Showing posts with label Ypres. Show all posts
Showing posts with label Ypres. Show all posts

Wednesday, October 24, 2018

All that was left

When our grandmother Ada Rosetta Sadler died on her birthday at the age of 82,  the only items among her effects that related to her first husband were these.:


No photo,no letters from the front, no marriage certificate, just the scroll and a "Dead Man's Penny"
Ada Rosetta Feston was 25 years old, with  two daughters, one four years old and the other under three months when she was widowed.

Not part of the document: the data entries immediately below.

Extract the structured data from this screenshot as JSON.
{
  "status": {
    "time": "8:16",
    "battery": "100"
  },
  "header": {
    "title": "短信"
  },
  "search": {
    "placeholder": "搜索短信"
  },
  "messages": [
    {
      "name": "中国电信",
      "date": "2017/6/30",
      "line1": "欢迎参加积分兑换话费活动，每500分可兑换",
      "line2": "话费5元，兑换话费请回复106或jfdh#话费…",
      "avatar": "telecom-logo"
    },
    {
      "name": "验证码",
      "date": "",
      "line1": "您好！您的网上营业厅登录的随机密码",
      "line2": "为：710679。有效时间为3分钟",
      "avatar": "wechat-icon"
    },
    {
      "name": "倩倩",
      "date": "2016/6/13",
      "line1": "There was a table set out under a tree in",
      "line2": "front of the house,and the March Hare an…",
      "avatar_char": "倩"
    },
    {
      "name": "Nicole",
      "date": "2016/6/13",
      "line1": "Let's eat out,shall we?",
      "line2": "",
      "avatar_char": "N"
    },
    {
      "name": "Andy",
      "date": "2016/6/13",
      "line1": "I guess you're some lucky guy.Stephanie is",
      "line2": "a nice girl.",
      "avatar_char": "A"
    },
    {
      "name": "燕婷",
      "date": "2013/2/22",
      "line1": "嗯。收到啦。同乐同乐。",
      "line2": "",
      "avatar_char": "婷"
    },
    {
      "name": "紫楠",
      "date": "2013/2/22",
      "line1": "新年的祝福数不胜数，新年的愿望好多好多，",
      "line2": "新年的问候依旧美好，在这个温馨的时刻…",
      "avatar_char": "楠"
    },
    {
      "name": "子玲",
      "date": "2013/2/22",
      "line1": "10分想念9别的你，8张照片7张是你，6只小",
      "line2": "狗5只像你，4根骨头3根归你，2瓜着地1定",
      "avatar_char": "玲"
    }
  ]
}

At first she did not know she was a widow.  Fred Feston disapeared into the mud of Flanders on 25th October 1917 during the third battle of Ypres, and was posted as missing.

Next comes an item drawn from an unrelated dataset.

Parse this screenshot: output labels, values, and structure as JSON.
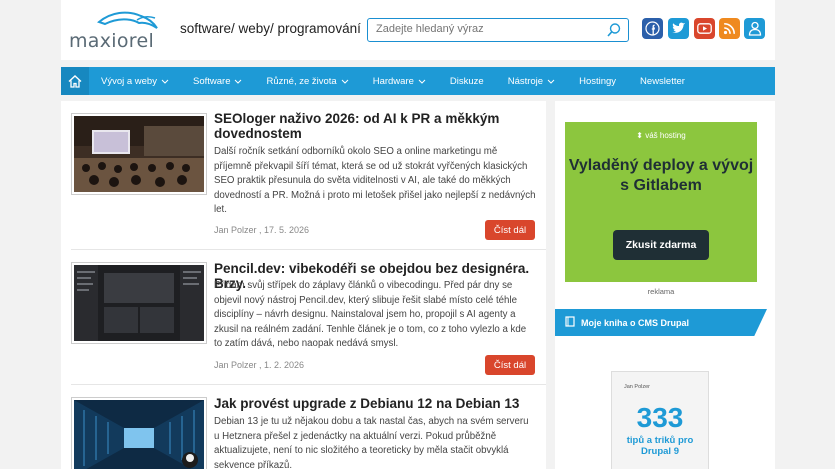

Ada grieved for her lost husband but had to get on with life to provide for her children.  Eventually she remarried and perhaps it is not surprising that her former life had to be put to the back of her mind and that eventually all that remained in any physical sense were these two artifacts.

We have tried to honour the instruction on the scroll :

"Let those who come after see to it that his name be not forgotten"





Sunday, October 29, 2017

Is Remembrance now just a photo shoot?

Those who know me will know that I am not a jingoist of any kind so I make no apology for returning to the subject of remembering the dead of the first world war.
Visiting Tyne Cot Cemetery this week I was appalled to say the least at the sight of young people climbing about on the central memorial cross just to have their photos taken.
I spoke to one of the guides who told me that the steps on the base of the cross where designed to be used for that.  She said that when King George V visited the cemetery he wanted to stand on the place where so many allied soldiers had stood.
I pointed out that standing on that spot reflecting on the dead of war was a world away from using a memorial as a platform for photographs.
She replied "You are entitled to your opinion."

The first time we visited Tyne Cot, we were almost alone there and it was a moving experience.  Unfortunately this time it was almost impossible to think of it in quite the same way.

Hopefully after 2018 this place will return to being a place of remembrance and not the tourist venue that it appears to be today.

Thursday, October 19, 2017

A hundred years ago

Frederick Feston died just over one hundred years ago on 25th October 1917. One of the casualties of the Third battle of Ypres that they called Passchendaele.  Not the only one who died that day so it is all too easy to lump them all together as casualties and forget that each of them was an individual: son, father or husband.
Fred Feston is a real man to us even though we never knew him. His daughters never knew him,   the first only a baby and the second born after he died. His widow remarried so his memory gradually faded.
We know him because of our interest in family history and we have been able to piece together his life before the war and the events surrounding his few brief months in the army in France before he disappeared into the mud of Flanders.  No grave-just a name inscribed on a long wall among so many others and an entry in  memorial book.

The Third Battle of Ypres ended at the beginning of November, too late for Fred Feston and for close to three quarters of a million men who died there in less than a month.  In a poem, Sigfried Sassoon put it "I died in Hell, they called it Passchendaele."

Monday, July 31, 2017

In Flanders field

July 2017 marks the centenary of the Third battle of Ypres  By most definitions one of the bloodiest and controversial of all the dreadful battles of the First world war  By November the battle had gained very little for the allies but had cost the lives of close to a quarter of a million men, with debatably a similar number of German soldiers.

We shall be visiting the Tyne Cot Cemetery this October which is one of the largest of the Ypres salient. It contains the graves of 11,961 British and Commonwealth soldiers including close to 600 Australians, 450 Canadians and close to 200 from New Zealand. There is an astonishing number 8373 graves of men whose names are not known and whose headstone bears the inscription "A soldier of the great war.  Known unto God"   

There were over thirtyfive thousand men who were  never found or identified, most lost in the mud. Their names, including that of our grandfather Frederick Feston, at least are known and  are inscribed on a memorial wall 150 metres long.


War cemeteries like Tyne Cot are never easy to visit. They are not places of possible quiet contemplation like many a village churchyard in England.  The serried rows of stark white headstones appearing to stretch into the distance defy any attempt to view them without emotion even though they record events which occurred a century ago.